Public sector workers and Emmanuel Macron are battling for French voters’ hearts

A third of railway workers and a quarter of teachers are on strike

A third of railway workers, a quarter of teachers, and tens of thousands more French public sector workers went on strike yesterday to protest against president Emmanuel Macron’s jobs cuts and changes to their working conditions.

What it means: France is changing. Their president Emmanuel Macron hasn’t faced protests like this since he started last year, but he’s not backing down.

Macron wants to reduce government spending by cutting jobs, going from fixed employment to contracted work, and lowering budgets. He thinks it will make France more , and better able to compete on a global scale.

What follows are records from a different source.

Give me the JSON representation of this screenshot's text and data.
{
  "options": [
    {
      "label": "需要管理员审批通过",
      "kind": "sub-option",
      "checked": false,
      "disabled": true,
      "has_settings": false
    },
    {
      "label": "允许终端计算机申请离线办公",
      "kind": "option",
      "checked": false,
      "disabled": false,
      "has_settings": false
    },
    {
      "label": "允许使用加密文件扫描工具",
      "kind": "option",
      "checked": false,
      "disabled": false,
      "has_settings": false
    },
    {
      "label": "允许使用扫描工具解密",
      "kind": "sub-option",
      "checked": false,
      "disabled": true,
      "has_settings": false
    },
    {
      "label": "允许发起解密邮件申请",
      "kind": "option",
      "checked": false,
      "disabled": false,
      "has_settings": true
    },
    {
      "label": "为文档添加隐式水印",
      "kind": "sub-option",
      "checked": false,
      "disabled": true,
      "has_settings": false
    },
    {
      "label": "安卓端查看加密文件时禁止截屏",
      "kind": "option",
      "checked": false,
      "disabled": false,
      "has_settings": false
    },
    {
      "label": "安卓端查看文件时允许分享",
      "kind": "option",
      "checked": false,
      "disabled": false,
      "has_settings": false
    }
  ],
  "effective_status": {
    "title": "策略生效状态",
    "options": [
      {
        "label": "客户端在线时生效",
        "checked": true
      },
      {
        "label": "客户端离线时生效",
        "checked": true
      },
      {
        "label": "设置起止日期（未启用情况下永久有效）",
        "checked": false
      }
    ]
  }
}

The public sector employs over 5 million people, and many of them have pretty generous working conditions – French railway workers can retire at 52, for example – which Macron says are outdated, stemming from the days when these jobs entailed hard manual labor.

Over half of French voters support the strike,  but 75 per cent think Macron is probably going to go ahead with the reforms anyway. Railway workers are planning on striking for 2 days out of 5 between April and June, which they think will prove to Macron that they mean business, but he hopes it’ll just turn the public against them.

That’s the risky thing about striking – the idea is that you’re removing your ‘labour power’, and showing how much you’re worth to your employer. But you might just lose the support of the people you need to help keep up the pressure – i.e. the rest of the public.